China has been secretly holding talks with Baloch militants in Pakistan for more than five years to secure protection for its $60 billion worth China-Pakistan Economic Corridor (CPEC), reported British newspaper Financial Times (FT) on Monday.

Three people with knowledge of the talks told FT that Beijing had been in direct contact with militants in Balochistan, the restive province where several key CPEC projects are located.

“The Chinese have softly made a lot of progress,” a Pakistani official was quoted as saying by FT.

If true, it would explain an inquisitive statement by China’s envoy to Pakistan earlier this month. Yao Jing affirmed without proof or explanation that Baloch militant organisations are no longer a threat to CPEC.

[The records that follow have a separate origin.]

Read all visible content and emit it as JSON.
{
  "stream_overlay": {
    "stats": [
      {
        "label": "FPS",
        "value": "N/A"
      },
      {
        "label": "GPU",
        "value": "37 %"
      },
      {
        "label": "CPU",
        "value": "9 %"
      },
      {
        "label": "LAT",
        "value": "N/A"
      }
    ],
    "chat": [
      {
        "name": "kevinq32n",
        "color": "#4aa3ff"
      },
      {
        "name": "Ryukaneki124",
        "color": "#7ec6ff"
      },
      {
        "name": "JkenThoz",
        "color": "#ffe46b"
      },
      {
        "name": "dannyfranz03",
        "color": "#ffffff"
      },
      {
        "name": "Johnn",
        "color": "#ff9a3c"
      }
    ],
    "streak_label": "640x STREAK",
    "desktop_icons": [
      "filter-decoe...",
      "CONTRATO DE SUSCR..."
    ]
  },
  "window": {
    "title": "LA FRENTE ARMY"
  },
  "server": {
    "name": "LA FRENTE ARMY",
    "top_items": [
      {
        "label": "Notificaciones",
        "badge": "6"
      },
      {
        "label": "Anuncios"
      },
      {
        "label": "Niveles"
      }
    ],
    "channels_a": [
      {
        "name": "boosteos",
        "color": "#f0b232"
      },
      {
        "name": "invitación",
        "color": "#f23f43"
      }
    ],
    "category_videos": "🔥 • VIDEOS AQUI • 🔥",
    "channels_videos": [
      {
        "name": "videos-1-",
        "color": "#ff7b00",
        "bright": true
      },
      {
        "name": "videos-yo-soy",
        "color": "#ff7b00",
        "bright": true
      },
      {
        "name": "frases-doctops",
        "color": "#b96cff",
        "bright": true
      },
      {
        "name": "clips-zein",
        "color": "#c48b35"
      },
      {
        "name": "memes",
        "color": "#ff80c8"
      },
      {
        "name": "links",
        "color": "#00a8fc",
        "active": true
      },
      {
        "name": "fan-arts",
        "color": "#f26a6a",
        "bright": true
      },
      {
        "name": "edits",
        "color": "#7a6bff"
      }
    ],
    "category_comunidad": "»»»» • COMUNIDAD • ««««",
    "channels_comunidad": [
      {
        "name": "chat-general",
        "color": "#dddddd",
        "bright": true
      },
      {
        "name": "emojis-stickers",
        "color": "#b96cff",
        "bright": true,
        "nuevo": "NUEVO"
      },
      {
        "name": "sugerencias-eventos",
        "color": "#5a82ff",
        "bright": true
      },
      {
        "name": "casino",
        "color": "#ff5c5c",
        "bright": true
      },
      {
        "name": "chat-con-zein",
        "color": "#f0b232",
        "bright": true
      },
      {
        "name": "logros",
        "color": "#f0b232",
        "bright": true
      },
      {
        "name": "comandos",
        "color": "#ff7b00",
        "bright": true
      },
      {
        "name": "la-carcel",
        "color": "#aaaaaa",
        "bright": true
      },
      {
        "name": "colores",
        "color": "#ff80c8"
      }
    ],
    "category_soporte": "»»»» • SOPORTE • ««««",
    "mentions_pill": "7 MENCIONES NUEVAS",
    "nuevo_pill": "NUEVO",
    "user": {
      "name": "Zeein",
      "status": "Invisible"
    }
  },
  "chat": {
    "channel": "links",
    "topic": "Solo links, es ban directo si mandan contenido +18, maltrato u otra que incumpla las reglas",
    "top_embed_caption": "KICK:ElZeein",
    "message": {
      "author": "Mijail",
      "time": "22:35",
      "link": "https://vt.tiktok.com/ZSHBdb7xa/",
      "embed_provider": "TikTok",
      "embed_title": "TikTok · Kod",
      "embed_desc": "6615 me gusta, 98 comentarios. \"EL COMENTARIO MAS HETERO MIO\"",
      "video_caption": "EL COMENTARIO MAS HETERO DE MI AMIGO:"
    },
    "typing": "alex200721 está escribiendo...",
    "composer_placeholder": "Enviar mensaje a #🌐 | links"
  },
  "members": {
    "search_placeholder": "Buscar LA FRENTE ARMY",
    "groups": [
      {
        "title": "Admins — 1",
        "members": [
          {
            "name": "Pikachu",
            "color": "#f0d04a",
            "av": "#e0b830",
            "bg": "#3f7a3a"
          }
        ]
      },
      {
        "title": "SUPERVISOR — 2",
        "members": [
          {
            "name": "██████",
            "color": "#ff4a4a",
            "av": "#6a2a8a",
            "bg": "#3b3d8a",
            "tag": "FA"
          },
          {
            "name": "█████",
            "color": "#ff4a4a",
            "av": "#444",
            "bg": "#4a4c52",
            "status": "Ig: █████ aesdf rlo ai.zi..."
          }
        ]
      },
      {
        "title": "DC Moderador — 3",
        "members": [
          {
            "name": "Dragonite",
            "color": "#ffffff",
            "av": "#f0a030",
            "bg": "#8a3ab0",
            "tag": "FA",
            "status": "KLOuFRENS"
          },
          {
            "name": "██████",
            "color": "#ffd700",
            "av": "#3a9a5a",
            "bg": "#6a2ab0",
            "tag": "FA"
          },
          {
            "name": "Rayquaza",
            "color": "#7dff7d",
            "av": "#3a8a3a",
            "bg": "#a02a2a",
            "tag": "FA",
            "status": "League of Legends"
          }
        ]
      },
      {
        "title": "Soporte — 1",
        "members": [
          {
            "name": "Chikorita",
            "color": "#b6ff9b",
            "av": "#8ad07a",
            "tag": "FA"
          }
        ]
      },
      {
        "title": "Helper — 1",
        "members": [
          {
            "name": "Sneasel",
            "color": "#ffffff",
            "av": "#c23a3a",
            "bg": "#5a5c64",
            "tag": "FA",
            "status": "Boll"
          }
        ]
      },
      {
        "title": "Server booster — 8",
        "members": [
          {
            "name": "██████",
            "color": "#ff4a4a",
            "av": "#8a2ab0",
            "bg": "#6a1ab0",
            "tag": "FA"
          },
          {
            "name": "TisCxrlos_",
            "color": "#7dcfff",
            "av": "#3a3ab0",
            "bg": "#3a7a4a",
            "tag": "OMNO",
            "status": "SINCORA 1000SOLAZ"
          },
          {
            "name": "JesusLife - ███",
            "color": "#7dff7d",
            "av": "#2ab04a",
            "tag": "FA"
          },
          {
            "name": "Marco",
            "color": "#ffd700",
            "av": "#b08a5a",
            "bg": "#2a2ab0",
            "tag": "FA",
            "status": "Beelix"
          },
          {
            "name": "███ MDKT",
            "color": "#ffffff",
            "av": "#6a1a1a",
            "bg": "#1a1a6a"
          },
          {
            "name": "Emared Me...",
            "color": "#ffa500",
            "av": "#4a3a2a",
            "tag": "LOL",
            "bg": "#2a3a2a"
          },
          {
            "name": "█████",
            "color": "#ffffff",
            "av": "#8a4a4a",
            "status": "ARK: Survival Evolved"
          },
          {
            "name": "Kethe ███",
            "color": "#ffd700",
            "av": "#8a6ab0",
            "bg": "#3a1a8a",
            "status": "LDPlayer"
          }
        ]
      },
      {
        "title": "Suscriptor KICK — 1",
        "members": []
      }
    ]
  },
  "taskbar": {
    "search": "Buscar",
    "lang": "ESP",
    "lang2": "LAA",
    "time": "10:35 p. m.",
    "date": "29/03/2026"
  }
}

Activists in Balochistan cite China and Pakistan are aiming to change the demography of Balochistan. They also allege Pakistan has illegally occupied Balochistan and that it has been committing atrocities against Baloch people.

Last year, 10 Pakistanis were killed by unidentified gunmen while the former were working near Gwadar port, a key part of the economic corridor.

“Even though separatists occasionally try to carry out the odd attack, they are not making a forceful push,” said the Pakistani official.

More than one Pakistani official told FT the powers-that-be in Pakistan welcomed the talks between Baloch rebels and the Chinese.

“Basically, if there’s peace in Balochistan, that will advantages both of us,” said one official in Islamabad.

What could explain Pakistan not being unduly worried about China’s interference in its internal matters is the fact that US-Pakistan relations are possibly at the worst they’ve ever been. Last month the US suspended as much as $2 billion in security assistance to Pakistan, saying it isn’t doing enough to end terror safe havens.

Pakistan’s ‘all-weather friend’ China has been very supportive of Islamabad through its crisis with Washington. Beijing’s direct dialogue with separatist militants in Pakistan might be seen as little price to pay for that support.